3部作の最終章となる作品という事ですが…3部作構成なんて最初からあったっけ(笑)?

雑誌のインタビューでは、「前2作とは異なる作風のアルバム」という趣旨の発言をしていましたが…確かに、前2作が「プログレッシブなエクストリームメタル」だとしたら、今作は「エクストリームなプログレメタル」と言えるかもしれません。ブラストやヘヴィなリフ自体は当然残しているんですが、「攻撃的な音楽」からは明らかに距離を置いてる感じ。

サックスの導入、静パートの増加など表に出ている部分だけでなく、ブラストパートでも決して直截的な攻撃性だけに留まらず、より深く精神に作用する音になっている気がします。前2作と比べると、アルペジオやサックスで引っ張るパートが増えているんですが…それらのパートにこそ、個人的には凄みを感じるんですよね。

各フレーズが、水の流れのように自然で、聴いていると何か本能に訴えかけるような情景が思い浮かびます。パートによってはサックスが主導部を握ったりもしているんですが、その自然さや、ブラックメタル由来の暗黒美を損なうどころか、更に深いものにしているのが凄い。…私としては、またもやIhsahn卿の才能に平伏す結果となりました(笑)。
リフなどのフレーズをどう生み出しているかという質問に対して、「体の奥から自然に湧き出してくる」だそう。…そりゃ、スランプとかなさそうですよね…(笑)。

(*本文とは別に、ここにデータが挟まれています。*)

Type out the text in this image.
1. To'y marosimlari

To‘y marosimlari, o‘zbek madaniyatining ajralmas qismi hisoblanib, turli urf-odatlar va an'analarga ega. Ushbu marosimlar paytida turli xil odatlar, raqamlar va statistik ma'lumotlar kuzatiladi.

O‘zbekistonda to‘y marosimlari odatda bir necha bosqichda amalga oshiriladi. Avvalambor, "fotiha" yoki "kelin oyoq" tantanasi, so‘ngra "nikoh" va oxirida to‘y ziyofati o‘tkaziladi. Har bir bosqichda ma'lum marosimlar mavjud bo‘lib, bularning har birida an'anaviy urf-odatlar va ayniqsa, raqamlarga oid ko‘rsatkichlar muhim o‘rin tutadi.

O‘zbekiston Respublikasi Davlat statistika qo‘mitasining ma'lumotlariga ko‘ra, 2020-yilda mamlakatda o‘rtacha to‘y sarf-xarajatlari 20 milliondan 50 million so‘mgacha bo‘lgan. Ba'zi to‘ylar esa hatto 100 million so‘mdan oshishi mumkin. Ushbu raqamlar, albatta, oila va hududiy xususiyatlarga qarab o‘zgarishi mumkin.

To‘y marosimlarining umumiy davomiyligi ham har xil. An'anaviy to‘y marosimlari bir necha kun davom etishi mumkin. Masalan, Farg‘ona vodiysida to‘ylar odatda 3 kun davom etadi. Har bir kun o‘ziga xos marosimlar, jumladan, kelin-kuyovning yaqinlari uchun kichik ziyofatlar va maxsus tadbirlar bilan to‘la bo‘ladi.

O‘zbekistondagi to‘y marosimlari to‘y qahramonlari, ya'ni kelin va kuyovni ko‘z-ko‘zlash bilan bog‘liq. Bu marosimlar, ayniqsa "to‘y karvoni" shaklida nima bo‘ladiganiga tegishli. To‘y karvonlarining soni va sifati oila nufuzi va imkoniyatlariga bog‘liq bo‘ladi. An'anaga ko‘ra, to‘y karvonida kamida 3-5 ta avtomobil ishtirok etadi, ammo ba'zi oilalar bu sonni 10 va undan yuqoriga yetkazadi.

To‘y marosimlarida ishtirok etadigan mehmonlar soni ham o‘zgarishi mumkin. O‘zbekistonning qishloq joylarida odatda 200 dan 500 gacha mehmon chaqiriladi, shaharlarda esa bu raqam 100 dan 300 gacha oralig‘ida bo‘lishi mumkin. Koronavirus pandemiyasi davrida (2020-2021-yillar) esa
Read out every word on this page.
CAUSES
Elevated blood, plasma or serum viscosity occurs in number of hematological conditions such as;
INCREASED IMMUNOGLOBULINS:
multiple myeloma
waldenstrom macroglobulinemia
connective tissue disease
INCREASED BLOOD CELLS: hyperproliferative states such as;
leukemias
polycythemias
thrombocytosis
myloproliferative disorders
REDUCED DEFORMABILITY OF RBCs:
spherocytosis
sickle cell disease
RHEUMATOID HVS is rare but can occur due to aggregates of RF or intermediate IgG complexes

Ihsahnは、インナーサークルに所属している時、自分の中の邪悪な部分を探してみたが、全く見つからなかった…と言っていますが、少なくとも本能的な「畏れ」を呼び起こす音楽を作る才能は持っていると思う。EMPERORの無敵な感じは、インナーサークル所属バンドの持つ「恐怖」と、彼の与える「畏れ」が合わさって成り立っていたのかもしれませんね。

3部作の最終作にして、プログレブラックとして行き着くところまで行った作品だと思う。それだけに、今後の動向が気になりますね…まぁ、機材に全財産を注ぎ込みそうになっているのを奥さんに止められてるくらいだから、近いうちにまた何かやってくれそうですが。

ちなみに、歌詞は公開していないらしく、輸入盤にも国内盤にも歌詞は付いていないらしいです。…DVD付き輸入盤買った人が一番勝ち組みかも…。